Several financial industry studies are beginning to emerge looking at performance data for companies that had response frameworks in place as compared to those that did not and found that those that did have response frameworks in place performed much better than those that did not. Now is the time to develop these planning documents, including a means to periodically refresh, pressure test, and exercise their contents. Remember that the process is often more valuable than the product when it comes to critical incident preparation. As an old Army saying goes, “No plan survives contact with the enemy,” but the process of building, testing, and exercising the plan means that the people involved in managing a response understand the issues and what to expect from other actors, both internal and external to the organization.

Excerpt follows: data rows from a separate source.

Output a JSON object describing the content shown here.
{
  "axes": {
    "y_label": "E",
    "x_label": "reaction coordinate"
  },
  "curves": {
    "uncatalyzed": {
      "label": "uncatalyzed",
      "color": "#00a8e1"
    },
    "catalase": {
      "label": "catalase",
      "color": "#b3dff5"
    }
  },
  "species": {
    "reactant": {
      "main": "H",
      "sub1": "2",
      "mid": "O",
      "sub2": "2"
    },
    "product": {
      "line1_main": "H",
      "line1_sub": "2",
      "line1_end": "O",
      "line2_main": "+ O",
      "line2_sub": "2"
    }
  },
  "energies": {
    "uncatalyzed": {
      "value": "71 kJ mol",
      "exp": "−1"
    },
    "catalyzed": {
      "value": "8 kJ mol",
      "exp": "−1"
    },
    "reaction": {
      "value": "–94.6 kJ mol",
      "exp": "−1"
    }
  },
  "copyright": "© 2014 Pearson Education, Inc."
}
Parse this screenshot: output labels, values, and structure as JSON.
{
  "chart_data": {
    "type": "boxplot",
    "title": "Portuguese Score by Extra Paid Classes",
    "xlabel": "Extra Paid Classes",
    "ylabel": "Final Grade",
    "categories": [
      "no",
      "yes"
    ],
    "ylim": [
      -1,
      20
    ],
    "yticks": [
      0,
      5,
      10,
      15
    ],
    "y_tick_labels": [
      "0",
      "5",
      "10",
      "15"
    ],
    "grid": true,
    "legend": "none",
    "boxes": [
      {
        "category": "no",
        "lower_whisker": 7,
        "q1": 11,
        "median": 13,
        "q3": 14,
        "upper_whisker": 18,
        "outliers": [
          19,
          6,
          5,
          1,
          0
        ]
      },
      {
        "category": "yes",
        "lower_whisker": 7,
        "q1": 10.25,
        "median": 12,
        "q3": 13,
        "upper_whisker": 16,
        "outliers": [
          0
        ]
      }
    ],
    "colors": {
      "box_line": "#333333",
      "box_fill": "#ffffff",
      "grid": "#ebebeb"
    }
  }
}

One non-COVID note for this week is a warning from US health authorities about counterfeit drugs around the world, especially in Mexico. Many Americans travel to Mexico for less expensive drugs, as well as procedures. However, over the last few months, there have been many incidents of these counterfeit drugs, especially pain and anti-inflammatory medications, being laced with fentanyl. The availability of fentanyl is so widespread in some areas, that it is cheaper to add a small amount to these counterfeit medications to achieve the sensation of pain relief. Unfortunately, this fuels addiction, but even more importantly, the quality control on the amount of fentanyl is not good, so there have been many cases of unintended overdoses by people who were just trying to save some money. Counterfeit medications are an increasing problem in much of the world, and this just adds to the danger.